GeospatialPython / pyshp

This library reads and writes ESRI Shapefiles in pure Python.
MIT License
1.1k stars 259 forks source link

Open dbf with pyshp #195

Closed postfalk closed 3 years ago

postfalk commented 4 years ago

Some geospatial projects are distributed in shapefiles and additional attributes in separate .dbf files. The National Hydrographic dataset is one case in point (http://www.horizon-systems.com/NHDPlus/NHDPlusV2_home.php). It would be very handy if this data could be loaded with the same library especially since other dbf or geospatial libraries don't support loading from (several) io.BytesIO objects which my project requires because the data is stored in S3.

Reading the code, I came to following conclusions: I could either implement my own version of https://code.activestate.com/recipes/362715-dbf-reader-and-writer/ (on which pyshp relies), remove the check whether the shp part is present and generate NULL geometries instead, or make the loading methods for the different parts of a shapefile public and use only the one for the dbf part.
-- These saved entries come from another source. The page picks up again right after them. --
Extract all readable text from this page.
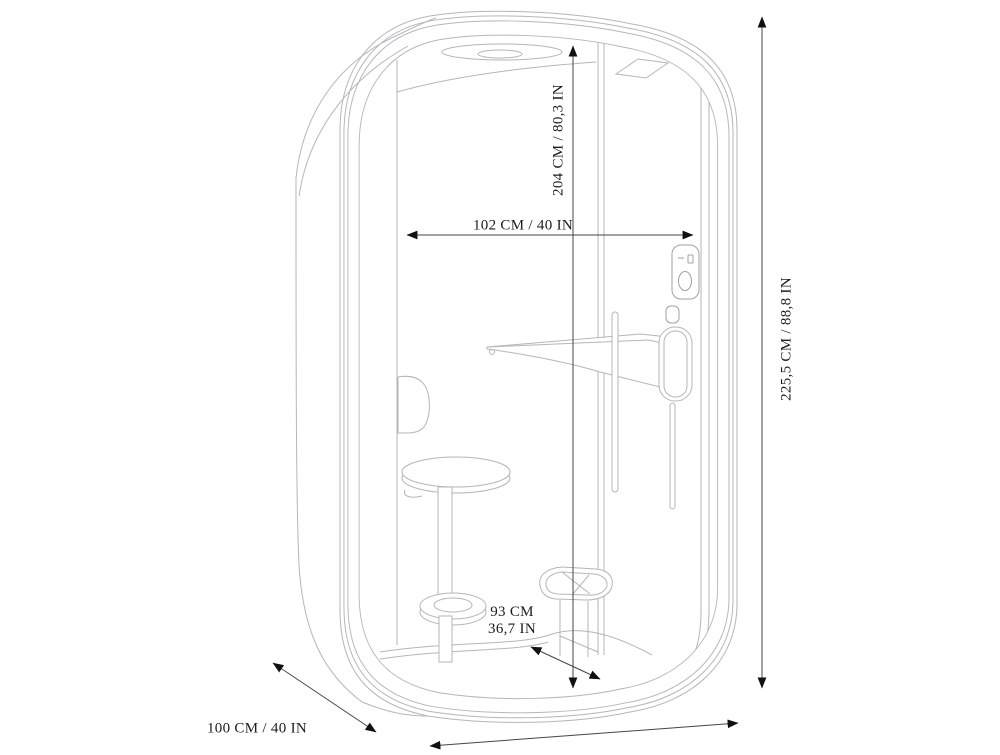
204 CM / 80,3 IN
102 CM / 40 IN
225,5 CM / 88,8 IN
100 CM / 40 IN
93 CM
36,7 IN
Also, the docstring of the Reader class states that it can be initialized without providing files in order to call .load() later. But that does not seem to be the case anymore since __init__ throws an error if self.shp and self.dbf are None.

karimbahgat commented 3 years ago

Apologies for the very late reply here. Loading from standalone dbf or shp files from url sources should be possible as stated in the README, simply by passing the BytesIO or other file-like object (in your case where the data is read from a url) as keyword args:

dbfReader = shapefile.Reader(dbf=dbfBytesObject)
shpReader = shapefile.Reader(shp=shpBytesObject)

To conform with the docs, I've now also removed the constructor error if no shp or dbf is detected, delaying any error until the data is actually requested, i.e. so that an empty reader can be created and loaded using .load() later on. Also added tests for this behavior, as well as tests for separate shp/shx/dbf file loading.